Subjects for LLL are produced by universities, by practice and by industry. They are disseminated via conferences, short courses and more and more via e-learning formulas. Today, subjects for learning are prepared by specialists, somewhere on earth, and disseminated via electronic means amongst distant users; e-repositories play a role of growing importance in this context.

In the domain of Architecture, Building Technology and Construction, a huge amount of digital contents and references useful to academic and professional users is available on line and in principle accessible from all over the world. However, because they reside in many unconnected and heterogeneous repositories, these contents are often hard to find with traditional search engines. The eContentPlus [2] project MACE – Metadata for Architectural Contents in Europe (2006-2009) [3] – sets out to connect architectural repositories, providing a framework for community based services such as finding, acquiring, using and discussing about architectural contents that were previously reachable only to small user groups. Contents are richly described with different types of metadata used by cutting-edge tools that provide a guided faceted search and suggest additional content possibly interesting in the user’s current context.

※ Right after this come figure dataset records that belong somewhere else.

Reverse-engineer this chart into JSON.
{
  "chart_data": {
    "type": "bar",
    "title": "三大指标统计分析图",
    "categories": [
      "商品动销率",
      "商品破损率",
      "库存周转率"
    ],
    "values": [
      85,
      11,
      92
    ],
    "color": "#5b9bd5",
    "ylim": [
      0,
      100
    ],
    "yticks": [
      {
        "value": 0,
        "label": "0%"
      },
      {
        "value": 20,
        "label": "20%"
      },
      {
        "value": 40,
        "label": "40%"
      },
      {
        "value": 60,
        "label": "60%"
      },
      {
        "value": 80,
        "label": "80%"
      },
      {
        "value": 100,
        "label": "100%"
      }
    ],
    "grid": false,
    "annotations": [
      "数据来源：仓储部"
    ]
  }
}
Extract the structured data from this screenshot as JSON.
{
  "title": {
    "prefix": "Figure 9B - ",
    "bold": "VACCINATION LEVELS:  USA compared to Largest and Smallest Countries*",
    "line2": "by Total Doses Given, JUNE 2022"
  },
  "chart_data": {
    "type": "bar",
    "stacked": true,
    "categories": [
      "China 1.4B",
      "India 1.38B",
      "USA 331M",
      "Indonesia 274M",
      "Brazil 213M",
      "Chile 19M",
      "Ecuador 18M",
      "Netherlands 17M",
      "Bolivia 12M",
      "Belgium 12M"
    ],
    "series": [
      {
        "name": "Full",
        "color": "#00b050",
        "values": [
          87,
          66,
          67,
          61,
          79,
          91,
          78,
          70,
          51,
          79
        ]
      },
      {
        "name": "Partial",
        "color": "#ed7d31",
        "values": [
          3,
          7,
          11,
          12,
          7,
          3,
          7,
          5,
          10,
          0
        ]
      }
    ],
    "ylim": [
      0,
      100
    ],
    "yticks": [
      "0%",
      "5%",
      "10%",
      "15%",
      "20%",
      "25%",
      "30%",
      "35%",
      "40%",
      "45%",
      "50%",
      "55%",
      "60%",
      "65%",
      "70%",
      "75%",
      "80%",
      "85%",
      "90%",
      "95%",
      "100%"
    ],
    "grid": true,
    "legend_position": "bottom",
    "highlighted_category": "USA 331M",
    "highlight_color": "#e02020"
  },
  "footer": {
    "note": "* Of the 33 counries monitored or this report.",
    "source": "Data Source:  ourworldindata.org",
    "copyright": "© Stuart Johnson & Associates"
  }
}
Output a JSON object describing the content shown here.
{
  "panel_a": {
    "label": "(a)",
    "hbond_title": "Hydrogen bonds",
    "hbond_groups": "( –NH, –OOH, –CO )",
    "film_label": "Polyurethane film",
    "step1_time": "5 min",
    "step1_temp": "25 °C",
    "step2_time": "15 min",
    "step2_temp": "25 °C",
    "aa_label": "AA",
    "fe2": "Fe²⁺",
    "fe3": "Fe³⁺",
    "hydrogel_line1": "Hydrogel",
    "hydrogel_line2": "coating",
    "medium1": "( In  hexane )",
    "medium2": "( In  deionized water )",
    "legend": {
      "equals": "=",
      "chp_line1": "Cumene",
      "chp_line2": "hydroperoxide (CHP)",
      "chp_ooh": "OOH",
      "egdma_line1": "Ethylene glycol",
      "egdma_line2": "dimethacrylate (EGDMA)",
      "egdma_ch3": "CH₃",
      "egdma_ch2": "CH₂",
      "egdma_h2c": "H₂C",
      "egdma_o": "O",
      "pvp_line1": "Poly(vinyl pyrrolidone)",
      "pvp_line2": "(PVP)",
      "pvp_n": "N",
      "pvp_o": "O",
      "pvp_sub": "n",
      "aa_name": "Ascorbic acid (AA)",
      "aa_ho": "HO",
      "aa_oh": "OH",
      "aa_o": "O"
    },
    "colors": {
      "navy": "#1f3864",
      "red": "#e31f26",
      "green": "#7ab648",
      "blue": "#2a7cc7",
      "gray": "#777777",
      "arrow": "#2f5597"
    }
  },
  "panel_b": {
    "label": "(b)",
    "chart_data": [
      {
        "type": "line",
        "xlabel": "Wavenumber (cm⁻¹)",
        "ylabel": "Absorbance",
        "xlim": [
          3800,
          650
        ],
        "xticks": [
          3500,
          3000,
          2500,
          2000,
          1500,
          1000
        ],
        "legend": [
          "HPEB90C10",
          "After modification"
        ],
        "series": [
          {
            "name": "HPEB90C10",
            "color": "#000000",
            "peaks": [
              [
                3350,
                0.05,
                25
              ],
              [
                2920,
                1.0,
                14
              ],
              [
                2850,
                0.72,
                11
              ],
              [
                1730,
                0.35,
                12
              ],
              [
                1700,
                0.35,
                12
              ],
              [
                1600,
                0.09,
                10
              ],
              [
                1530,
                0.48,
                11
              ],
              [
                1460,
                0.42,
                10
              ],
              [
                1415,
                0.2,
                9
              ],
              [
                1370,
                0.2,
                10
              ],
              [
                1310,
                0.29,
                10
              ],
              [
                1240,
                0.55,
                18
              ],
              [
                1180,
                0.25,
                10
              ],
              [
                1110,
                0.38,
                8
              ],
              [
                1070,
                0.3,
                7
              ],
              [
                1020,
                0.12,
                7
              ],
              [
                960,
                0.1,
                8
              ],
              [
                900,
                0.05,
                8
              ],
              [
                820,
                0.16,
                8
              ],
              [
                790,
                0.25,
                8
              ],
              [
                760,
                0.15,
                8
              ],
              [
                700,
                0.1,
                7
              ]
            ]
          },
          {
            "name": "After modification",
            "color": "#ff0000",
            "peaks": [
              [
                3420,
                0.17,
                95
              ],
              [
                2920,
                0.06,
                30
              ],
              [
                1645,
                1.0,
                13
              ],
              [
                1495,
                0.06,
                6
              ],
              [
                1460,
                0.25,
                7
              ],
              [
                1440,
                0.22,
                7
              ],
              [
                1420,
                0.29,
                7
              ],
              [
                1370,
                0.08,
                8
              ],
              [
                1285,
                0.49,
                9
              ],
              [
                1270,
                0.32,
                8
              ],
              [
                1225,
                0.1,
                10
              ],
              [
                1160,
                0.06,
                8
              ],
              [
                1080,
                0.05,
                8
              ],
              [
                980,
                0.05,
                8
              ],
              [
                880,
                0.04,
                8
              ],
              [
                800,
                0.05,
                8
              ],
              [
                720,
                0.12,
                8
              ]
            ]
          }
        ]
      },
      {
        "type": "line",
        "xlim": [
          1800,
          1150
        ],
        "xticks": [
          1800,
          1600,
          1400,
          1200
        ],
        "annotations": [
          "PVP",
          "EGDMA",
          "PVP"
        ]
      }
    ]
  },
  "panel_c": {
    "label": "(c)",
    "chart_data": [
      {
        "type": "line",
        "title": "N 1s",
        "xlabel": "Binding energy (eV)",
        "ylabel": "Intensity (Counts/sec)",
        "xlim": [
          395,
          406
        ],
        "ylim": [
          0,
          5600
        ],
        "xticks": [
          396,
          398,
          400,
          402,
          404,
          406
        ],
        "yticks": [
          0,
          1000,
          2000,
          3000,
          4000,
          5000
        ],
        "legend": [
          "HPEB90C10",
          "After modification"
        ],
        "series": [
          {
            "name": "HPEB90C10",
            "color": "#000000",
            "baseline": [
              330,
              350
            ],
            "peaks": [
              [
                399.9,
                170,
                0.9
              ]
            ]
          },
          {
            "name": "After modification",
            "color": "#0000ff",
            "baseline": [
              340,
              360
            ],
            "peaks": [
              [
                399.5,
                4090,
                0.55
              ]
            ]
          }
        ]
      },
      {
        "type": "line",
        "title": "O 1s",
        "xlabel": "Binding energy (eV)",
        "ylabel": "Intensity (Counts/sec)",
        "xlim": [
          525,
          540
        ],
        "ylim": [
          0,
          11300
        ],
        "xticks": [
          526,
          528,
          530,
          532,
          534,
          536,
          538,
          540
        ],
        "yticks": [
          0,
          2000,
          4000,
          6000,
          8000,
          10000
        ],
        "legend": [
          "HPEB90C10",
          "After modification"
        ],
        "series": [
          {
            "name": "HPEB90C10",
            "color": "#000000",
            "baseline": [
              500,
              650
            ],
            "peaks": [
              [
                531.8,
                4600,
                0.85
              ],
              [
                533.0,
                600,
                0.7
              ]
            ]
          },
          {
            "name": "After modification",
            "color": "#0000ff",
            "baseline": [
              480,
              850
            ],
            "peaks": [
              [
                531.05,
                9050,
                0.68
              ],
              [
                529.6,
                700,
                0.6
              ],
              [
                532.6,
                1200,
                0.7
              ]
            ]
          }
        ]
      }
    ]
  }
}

This document describes the achievements of the MACE project in terms of conceptual and technological tools developed to provide integrated access to architectural contents during the learning practice.

[1] http://europa.eu/eur-lex/en/com/cnc/2003/com2003_0685en01.pdf
[2] http://ec.europa.eu/information_society/activities/econtentplus/index_en.htm
[3] http://ec.europa.eu/information_society/activities/econtentplus/projects/edu/mace/index_en.htm

Keywords:
metadata, architecture, building technology, construction, search, learning.